February 06, 2009|Associated Press

GENEVA — Swiss Reinsurance Co. said Thursday it would get a capital injection of $2.6 billion from U.S. investor Warren Buffett's company after warning investors it expected to lose $869 million for the full year.

Swiss Re, which based its expected net loss on preliminary figures, said it would seek more funds from the capital markets.

Write-downs of about $5.2 billion for the full year offset strong underwriting performance, Swiss Re said.

Investors reacted to the news by dumping the company's stock, which fell 26% in U.S. trading.

"We are disappointed with our overall results in 2008, but our core business -- property and casualty and life and health -- is performing well," Chief Executive Jacques Aigrain said.

"We have taken steps to protect our capital strength to ensure the continued trust of our clients," he said in a statement. "Warren Buffett's agreement to invest in Swiss Re is a testament to the strength of our franchise."

Buffett's Omaha company, Berkshire Hathaway Inc., owns several major insurance companies, including Geico and reinsurance giant General Re Corp. Berkshire owns a mix of more than 60 businesses, including furniture, jewelry, candy, natural gas and corporate jet firms -- but the company's insurance group generated about 40% of its pretax profit in the most recent quarter.

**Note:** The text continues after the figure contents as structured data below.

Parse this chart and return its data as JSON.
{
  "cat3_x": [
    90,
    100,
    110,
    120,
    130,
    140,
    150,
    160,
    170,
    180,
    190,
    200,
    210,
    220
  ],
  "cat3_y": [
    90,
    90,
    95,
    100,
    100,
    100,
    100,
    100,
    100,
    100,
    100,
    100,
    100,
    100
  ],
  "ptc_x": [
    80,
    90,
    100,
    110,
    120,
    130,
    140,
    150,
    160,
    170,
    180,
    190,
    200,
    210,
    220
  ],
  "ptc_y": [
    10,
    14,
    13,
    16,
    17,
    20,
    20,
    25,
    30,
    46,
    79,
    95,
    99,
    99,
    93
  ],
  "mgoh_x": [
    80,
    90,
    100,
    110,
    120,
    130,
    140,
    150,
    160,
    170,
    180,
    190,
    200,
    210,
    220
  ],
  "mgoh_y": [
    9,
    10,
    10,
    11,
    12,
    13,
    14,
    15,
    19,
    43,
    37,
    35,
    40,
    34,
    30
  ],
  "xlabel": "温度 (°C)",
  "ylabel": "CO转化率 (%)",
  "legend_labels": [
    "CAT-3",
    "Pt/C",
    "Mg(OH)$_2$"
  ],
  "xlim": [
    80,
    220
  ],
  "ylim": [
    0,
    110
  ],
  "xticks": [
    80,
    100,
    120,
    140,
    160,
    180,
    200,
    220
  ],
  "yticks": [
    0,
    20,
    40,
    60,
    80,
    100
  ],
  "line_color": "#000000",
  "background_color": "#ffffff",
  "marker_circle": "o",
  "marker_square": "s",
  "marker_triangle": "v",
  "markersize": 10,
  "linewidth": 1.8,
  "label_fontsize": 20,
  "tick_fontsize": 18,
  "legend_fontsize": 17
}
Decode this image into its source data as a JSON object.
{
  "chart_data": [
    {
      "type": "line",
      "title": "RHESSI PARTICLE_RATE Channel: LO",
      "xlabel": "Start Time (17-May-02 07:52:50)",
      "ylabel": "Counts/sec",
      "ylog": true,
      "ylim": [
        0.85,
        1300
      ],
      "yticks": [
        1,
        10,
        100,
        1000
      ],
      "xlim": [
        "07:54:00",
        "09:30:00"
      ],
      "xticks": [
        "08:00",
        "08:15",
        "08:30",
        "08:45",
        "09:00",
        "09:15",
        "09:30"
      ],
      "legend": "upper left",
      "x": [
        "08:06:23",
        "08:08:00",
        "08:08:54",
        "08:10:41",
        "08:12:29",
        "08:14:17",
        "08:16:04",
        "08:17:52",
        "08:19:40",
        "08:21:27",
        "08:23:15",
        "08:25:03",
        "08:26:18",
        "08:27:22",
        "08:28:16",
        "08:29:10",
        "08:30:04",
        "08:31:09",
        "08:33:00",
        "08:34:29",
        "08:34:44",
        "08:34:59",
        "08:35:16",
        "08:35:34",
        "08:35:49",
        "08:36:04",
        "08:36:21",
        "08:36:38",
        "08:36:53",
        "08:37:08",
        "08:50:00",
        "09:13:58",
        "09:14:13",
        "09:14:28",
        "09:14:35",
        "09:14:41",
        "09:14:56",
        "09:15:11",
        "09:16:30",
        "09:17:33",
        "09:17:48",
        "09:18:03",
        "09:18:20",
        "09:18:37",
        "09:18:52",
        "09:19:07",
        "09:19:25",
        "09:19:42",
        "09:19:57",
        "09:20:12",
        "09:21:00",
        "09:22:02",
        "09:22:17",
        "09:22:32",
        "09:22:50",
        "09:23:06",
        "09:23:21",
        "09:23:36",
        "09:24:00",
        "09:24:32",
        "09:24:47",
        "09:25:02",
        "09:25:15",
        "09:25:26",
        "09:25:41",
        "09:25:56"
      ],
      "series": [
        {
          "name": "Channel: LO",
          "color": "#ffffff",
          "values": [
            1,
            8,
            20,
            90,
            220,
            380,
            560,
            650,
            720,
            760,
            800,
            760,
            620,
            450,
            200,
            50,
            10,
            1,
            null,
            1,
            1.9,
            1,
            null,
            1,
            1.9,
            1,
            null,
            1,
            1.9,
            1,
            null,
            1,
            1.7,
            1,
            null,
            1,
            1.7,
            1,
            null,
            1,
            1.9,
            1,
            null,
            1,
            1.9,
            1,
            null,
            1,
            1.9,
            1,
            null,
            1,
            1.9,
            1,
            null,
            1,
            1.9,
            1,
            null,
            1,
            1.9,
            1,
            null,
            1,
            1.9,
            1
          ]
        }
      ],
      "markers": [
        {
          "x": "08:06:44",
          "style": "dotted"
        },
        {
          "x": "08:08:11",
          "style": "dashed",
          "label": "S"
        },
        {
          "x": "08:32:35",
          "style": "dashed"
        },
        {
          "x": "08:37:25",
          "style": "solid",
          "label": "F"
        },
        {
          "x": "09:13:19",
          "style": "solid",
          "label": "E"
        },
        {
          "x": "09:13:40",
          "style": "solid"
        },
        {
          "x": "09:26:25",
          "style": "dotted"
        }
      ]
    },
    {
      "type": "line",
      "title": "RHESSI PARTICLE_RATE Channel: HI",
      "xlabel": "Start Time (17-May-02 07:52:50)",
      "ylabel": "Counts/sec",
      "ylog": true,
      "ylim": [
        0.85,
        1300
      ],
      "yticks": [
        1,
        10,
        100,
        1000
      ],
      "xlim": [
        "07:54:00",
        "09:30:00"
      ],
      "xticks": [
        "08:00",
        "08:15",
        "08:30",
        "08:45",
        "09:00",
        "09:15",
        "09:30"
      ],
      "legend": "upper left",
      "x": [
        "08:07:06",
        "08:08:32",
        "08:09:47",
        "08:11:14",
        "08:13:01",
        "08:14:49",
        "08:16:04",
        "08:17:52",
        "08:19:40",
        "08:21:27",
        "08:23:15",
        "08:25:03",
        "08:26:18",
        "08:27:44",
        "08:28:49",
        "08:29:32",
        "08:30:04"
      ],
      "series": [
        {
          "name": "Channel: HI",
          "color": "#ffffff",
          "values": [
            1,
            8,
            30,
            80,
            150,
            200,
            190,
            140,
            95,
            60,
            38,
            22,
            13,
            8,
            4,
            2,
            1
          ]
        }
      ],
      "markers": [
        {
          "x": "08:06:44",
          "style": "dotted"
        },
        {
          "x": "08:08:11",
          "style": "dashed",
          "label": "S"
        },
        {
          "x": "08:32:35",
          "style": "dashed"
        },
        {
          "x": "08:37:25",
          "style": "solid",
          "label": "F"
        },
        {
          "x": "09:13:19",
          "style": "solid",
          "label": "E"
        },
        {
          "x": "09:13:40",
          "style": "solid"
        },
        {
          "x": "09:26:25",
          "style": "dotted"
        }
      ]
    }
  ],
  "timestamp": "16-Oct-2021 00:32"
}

Berkshire's new investment in Swiss Re will carry a 12% dividend, and after three years the investment can be converted into conventional Swiss Re shares. Berkshire already holds 3% of Swiss Re stock. The increase in the stake is subject to approval by Swiss Re's shareholders.

Swiss Re also said Berkshire agreed to reinsure Swiss Re's property and casualty reserves to cover up to 5 billion Swiss francs, or $4.25 billion, in losses.

Last fall, Berkshire also invested billions in General Electric Co. and Goldman Sachs & Co. to help those venerable companies raise capital. Berkshire invested $3 billion in preferred GE shares and $5 billion in preferred Goldman shares, and both companies agreed to pay Berkshire a 10% dividend.